(Original post by Asphyxiating)
Thanks, that's really a great help! I found out where I went wrong, with the units
but somehow I get
[H+] = 1.84 * 10^(-5) * 0.011 / 0.039 = 5.1897..x 10(-6)
..instead of 4.717... * 10^(-6)?
I've got Ka as 1.84 x 10(-5) but hey maybe our teacher got it wrong
Anyway thanks! You make it look so easy.. now I know I am definetely going to fail this exam!

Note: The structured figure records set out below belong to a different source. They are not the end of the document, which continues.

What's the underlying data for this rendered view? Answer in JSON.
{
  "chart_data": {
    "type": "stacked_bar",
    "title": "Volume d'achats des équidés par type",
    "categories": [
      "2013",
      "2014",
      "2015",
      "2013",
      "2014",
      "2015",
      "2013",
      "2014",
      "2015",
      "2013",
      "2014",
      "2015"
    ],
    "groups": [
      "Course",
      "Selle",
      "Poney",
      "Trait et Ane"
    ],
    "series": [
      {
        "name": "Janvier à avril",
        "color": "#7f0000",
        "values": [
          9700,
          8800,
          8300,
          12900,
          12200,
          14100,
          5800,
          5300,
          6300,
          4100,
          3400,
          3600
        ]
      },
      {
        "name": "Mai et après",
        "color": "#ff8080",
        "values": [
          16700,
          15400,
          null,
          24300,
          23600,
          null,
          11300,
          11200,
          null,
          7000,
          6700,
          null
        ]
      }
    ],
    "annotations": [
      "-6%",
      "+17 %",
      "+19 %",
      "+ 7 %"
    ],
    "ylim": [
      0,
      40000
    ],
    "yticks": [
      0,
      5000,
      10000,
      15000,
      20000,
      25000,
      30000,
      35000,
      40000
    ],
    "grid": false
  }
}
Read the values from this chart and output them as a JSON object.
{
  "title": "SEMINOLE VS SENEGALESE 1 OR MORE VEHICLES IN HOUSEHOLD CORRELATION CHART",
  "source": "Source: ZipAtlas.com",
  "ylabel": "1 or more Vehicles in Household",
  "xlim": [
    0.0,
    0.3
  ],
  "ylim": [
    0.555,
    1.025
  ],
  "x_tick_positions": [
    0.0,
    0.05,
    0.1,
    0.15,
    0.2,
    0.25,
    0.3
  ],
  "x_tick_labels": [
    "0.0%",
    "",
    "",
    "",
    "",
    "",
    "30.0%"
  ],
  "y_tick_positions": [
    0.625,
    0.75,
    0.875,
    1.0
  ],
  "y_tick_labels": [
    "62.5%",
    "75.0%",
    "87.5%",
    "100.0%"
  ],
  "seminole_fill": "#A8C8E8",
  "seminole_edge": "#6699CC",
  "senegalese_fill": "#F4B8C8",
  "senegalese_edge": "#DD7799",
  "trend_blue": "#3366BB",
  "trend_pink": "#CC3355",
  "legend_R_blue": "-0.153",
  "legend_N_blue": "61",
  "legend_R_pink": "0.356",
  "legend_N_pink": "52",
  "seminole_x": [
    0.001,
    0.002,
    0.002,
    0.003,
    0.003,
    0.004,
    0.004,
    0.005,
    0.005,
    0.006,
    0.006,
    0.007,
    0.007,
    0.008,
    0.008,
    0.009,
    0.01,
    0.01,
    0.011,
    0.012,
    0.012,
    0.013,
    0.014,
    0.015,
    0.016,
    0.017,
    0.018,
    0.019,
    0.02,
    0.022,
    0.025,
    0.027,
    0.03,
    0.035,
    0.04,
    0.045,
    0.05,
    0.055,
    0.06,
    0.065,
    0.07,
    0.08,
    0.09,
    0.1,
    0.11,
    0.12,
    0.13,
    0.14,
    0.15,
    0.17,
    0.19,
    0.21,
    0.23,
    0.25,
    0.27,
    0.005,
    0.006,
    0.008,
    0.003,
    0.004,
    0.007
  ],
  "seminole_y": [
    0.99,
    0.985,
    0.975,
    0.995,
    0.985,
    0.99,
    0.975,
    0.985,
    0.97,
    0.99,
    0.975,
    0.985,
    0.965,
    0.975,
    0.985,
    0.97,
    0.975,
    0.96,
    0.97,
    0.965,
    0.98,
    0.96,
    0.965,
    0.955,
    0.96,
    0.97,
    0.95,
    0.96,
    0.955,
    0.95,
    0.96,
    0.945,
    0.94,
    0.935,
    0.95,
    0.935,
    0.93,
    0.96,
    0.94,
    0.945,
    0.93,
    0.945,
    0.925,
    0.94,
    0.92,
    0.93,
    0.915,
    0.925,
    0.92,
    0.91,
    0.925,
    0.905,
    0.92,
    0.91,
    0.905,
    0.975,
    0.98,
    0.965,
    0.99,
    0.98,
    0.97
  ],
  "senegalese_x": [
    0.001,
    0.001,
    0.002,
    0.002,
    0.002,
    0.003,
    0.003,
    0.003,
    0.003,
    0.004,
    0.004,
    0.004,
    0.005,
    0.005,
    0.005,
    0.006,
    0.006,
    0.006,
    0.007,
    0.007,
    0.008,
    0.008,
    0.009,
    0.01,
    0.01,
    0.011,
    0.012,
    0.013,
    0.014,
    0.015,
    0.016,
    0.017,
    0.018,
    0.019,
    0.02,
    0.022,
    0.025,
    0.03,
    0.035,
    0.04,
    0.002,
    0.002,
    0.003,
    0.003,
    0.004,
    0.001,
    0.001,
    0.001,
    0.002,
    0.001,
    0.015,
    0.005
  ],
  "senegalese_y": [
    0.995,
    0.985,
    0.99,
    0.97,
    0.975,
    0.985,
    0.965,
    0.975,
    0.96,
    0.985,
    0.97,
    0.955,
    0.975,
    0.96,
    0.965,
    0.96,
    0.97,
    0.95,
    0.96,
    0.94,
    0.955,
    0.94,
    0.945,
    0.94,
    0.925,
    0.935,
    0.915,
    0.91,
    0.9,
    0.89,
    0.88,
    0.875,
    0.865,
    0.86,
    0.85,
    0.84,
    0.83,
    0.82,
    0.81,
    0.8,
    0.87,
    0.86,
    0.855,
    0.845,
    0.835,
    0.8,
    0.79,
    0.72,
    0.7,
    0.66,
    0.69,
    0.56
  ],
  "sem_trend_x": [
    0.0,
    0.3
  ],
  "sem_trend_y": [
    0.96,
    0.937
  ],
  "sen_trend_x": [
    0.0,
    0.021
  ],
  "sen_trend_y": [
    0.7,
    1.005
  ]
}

It is actually quite simple if you know some equilibrium theory. Il take you through it step by step. First of all, a weak acid dissolved in water discociate to a very small extent. You get an equilibrium in the solution. If HA is an acid, the the general reaction looks like this:
HA <---> (H+) + (A-)
Now, if we considder the equilibrium of this reaction we have an equilibrium constant which, accourding to the definition of th equilibrium constant is:
Ka = [H+][A-] / [HA]
This is simply the formula for the equilibrium constant for the particular reaction.
Suppose now we add a soluable salt, BA, to the solution. The salt discociate almost completely accourding to the equation
BA ---> (B+) + (A-)
Now, since the salt discociate completely, and because the weak acid discociate to such a low extent, almost all the [A-] ions will come from the salt. Therefore the aproximation [A-] = [salt] is a quite an accurate aproximation.
Also, since so few molecules of teh weak acid discociate, we may make another aproximation, namely that [HA] = [acid].
We do in other words have three different equations:
a) Ka = [H+][A-] / [HA]
b) [A-] = [salt]
c) [HA] = [acid].
Substituting b and c into a gives the familiar buffer solution formula:
Ka = [H+][salt]/[acid]
By rearrangeing this equation one obtains:
Ka [acid] / [salt] = [H+]
As you can see, the only chemistry you nedd to knwo is the expression for an equilibrium reaction and that a weak acid only discociate to a small extent. The rest is pure maths.